Nevertheless, the Daily Star insisted in an editorial that a "new start" is possible if the U.S. will apply "a single, consistent set of values that applies to all countries, including the United States and Israel in their treatment of the Palestinians and others in this region….This is a major lesson of the experience of this Bush administration, and should be a guiding light for its policy in the next four years."

In Israel, there is widespread apprehension at the idea of a new start. A report, prepared by Israel’s Foreign Ministry and just made public, warns Israel will likely face greater pressure to negotiate with the Palestinians and make concessions.

Israel's Ha'aretz analyzed the possibility: "Regardless of the incumbent president, Republican or Democrat, neo-con or bleeding-heart, born-again or scandal-stained, Israel's unspoken fear of Washington applies. So does the prescription: Keep your enemies close, and your re-elected allies closer."

However, although Bush might try harder attention to resolve the Arab-Israeli conflict, the paper quoted analysts who concluded it would not be "enough to put a significant cramp in [Prime Minister Ariel] Sharon's policy style."
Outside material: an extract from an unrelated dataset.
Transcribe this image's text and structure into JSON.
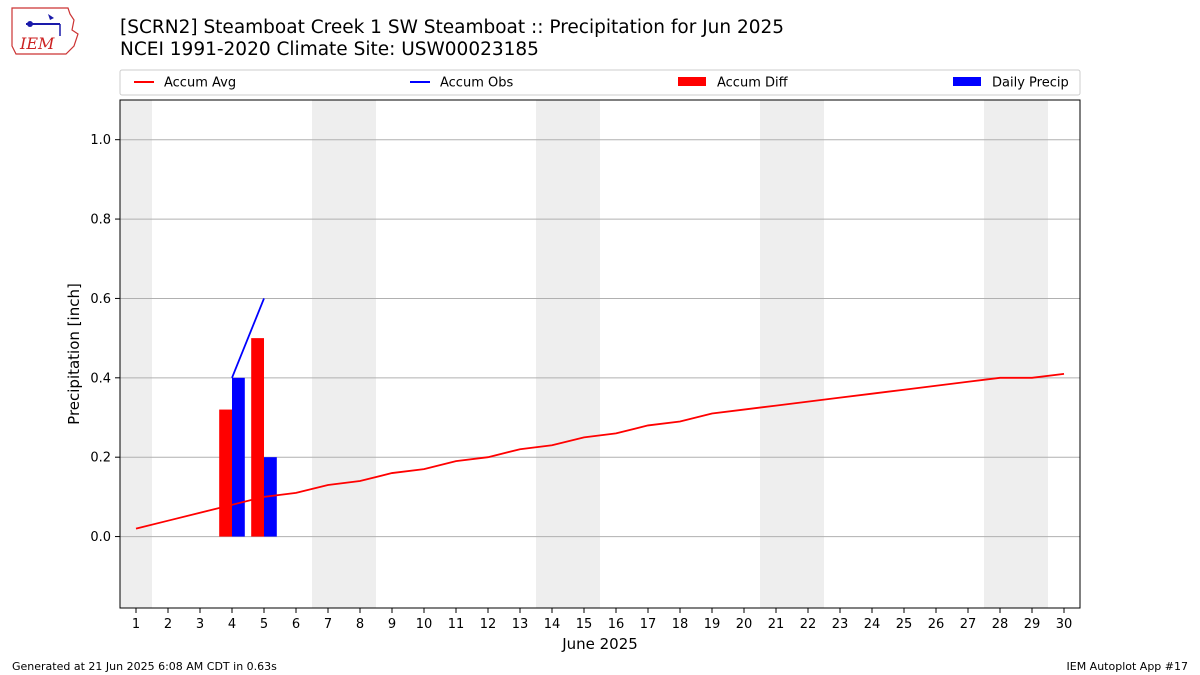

South Korea's security and prosperity will depend for the next four years on "how it fares with the second Bush administration," according to The Korea Times, which expressed the hope that "the re-elected Bush will listen carefully to why Europe favored Kerry and his flexible multilateralism over Bush's own unilateral and imperialistic foreign policies."

"Washington's goal of regime change in the North could prove to be quite dangerous," the paper suggested, "destabilizing not only the Korean peninsula but also the whole of Northeast Asia. The Seoul government has to play a much more active role in strengthening its alliance with the re-elected Republican administration, while dissuading Pyongyang from its trademark brinkmanship diplomacy."
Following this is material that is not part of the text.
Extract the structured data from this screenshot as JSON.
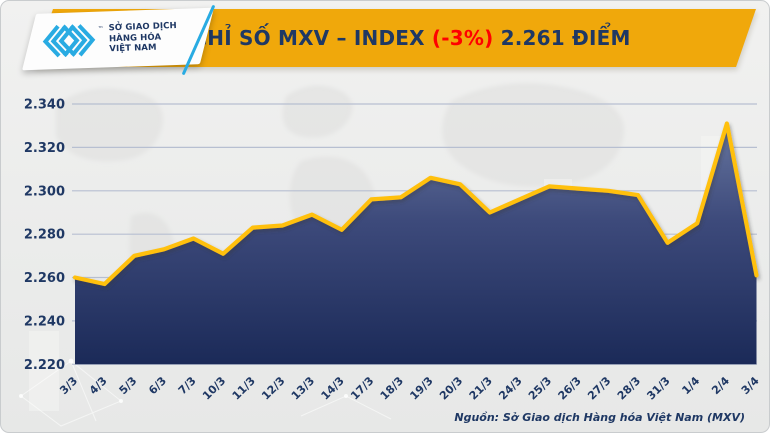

Henry Hilton of Japan Today, claimed to have heard "audible sighs of relief in Tokyo" after the George Bush's reelection. He reminded readers that the Japanese prime minister has resisted the temptation to cut and run from the war in Iraq and can be expect to be rewarded "politically and materially…."

"The Bush-Blair-Howard-Koizumi partnership is still very much in play," Hilton argued. "All three are now entitled to feel vindicated. [Australian PM] Howard has already secured an almost unprecedented new mandate with the Australian people, Koizumi is perfectly safe for now and Blair is rumored to be thinking of calling a snap election in the new year which no one but a fool thinks he can possibly lose."